Passengers using the London Underground on Sunday evening and Monday morning were shocked to see a series of posters decrying so-called Israeli apartheid. The posters purported to be official advertisements, placed in the regular Transport for London (TfL) poster slots inside trains, and made false anti-Israel claims, including that BBC reporting shows a bias in favor of Israel.
Complaints began to pour in to TfL and the Mayor of London’s office on Monday morning from individuals, politicians and organizations. By mid-morning it had been established that the posters were in fact the work of supporters of BDS, an anti-Israel movement, who claimed responsibility for them on social media. The campaign was apparently carried out to mark “Israel Apartheid Week.”
TfL responded very quickly to the complaints, saying, “These are not authorized adverts. It is fly-posting and therefore an act of vandalism which we take extremely seriously. Our staff and contractors are working to immediately remove any found on our network.”

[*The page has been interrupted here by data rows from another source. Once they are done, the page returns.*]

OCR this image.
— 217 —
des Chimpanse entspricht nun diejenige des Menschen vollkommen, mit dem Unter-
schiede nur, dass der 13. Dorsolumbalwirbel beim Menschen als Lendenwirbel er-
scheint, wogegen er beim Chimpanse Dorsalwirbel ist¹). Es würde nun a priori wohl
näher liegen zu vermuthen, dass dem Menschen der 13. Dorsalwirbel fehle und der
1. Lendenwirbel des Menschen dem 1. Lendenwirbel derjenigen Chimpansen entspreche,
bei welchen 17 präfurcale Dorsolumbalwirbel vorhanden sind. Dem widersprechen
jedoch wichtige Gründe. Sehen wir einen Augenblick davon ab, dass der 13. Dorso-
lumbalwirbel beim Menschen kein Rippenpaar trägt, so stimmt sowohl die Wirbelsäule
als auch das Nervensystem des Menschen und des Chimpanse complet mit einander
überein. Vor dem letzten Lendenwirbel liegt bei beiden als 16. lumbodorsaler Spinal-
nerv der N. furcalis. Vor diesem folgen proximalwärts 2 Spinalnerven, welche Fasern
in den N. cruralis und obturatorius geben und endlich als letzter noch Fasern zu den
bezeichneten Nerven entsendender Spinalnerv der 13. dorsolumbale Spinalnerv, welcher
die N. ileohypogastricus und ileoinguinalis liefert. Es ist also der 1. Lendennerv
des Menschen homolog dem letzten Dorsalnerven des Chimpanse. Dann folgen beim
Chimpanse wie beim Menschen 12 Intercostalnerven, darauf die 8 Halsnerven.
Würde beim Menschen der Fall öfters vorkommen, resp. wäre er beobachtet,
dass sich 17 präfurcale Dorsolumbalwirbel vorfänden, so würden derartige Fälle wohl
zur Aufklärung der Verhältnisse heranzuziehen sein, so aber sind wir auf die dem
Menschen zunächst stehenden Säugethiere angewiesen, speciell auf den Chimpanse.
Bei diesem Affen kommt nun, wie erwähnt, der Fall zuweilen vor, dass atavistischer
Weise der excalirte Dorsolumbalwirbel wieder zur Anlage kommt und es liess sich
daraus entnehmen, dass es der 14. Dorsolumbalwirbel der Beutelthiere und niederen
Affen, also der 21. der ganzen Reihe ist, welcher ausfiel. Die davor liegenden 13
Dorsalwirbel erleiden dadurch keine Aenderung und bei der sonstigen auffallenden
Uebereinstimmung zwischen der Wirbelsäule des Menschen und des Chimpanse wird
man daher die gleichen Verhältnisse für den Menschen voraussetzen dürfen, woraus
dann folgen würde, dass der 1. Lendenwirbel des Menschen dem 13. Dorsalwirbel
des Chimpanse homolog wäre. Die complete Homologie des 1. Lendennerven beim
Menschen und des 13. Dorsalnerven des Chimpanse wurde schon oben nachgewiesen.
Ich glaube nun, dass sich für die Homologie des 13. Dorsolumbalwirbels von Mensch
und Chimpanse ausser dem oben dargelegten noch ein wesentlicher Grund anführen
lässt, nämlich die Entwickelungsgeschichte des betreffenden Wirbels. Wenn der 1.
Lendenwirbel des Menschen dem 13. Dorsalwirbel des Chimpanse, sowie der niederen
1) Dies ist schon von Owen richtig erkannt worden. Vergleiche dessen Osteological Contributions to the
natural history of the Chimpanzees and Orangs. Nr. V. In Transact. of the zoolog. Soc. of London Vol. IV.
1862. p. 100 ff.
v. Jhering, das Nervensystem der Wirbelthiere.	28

The London Jewish Forum, which was one of the key organizations liaising with TfL over this matter, said, “These posters are awful smears that do nothing to contribute to peace and dialogue, placing significant strains on intercommunity relations across London. They are an act of vandalism, seeking to undermine the U.K.’s relationship with Israel and designed to foster discomfort. We welcome Transport for London’s commitment to quickly remove them.”
Members of the London Assembly across the political spectrum condemned the posters. Labour Assembly Member for Barnet and Camden Andrew Dismore AM raised the issue with TfL. He told Hamodia, “As soon as I heard about this, I got on to TfL senior management, as these notices are clearly against TfL’s advertising policy rules.
“It appears they are cleverly designed fly-posters, to fit TfL advertising frames in substitution for, or over the top of, legitimate commercial adverts.
“TfL has promised me they are removing them, though they have to find them first, as they are spread about the network.
“I would urge anyone who sees one to report it to TfL staff so it can be promptly removed and disposed of. Such misleading propaganda has no place on public transport.”
Conservative Assembly Member Richard Tracey, who is the transport spokesman, described it as “utterly deplorable that these offensive ‘adverts’ have been smeared across parts of the tube network by a small number of activists.”
He urged TfL to “do everything within its power” to both remove the posters and catch those responsible for distributing them. Tracey said the posters were “racist and deeply insensitive.”
Barnet Councillor Dean Cohen wrote to London’s deputy mayor for transport Isabel Dedring and London Underground chief executive Nick Brown to demand that the posters be removed, after he received complaints from constituents.
London Mayor Boris Johnson has personally confirmed that the posters would be taken down as quickly as they are found, after he was approached by MK Yair Lapid about the matter.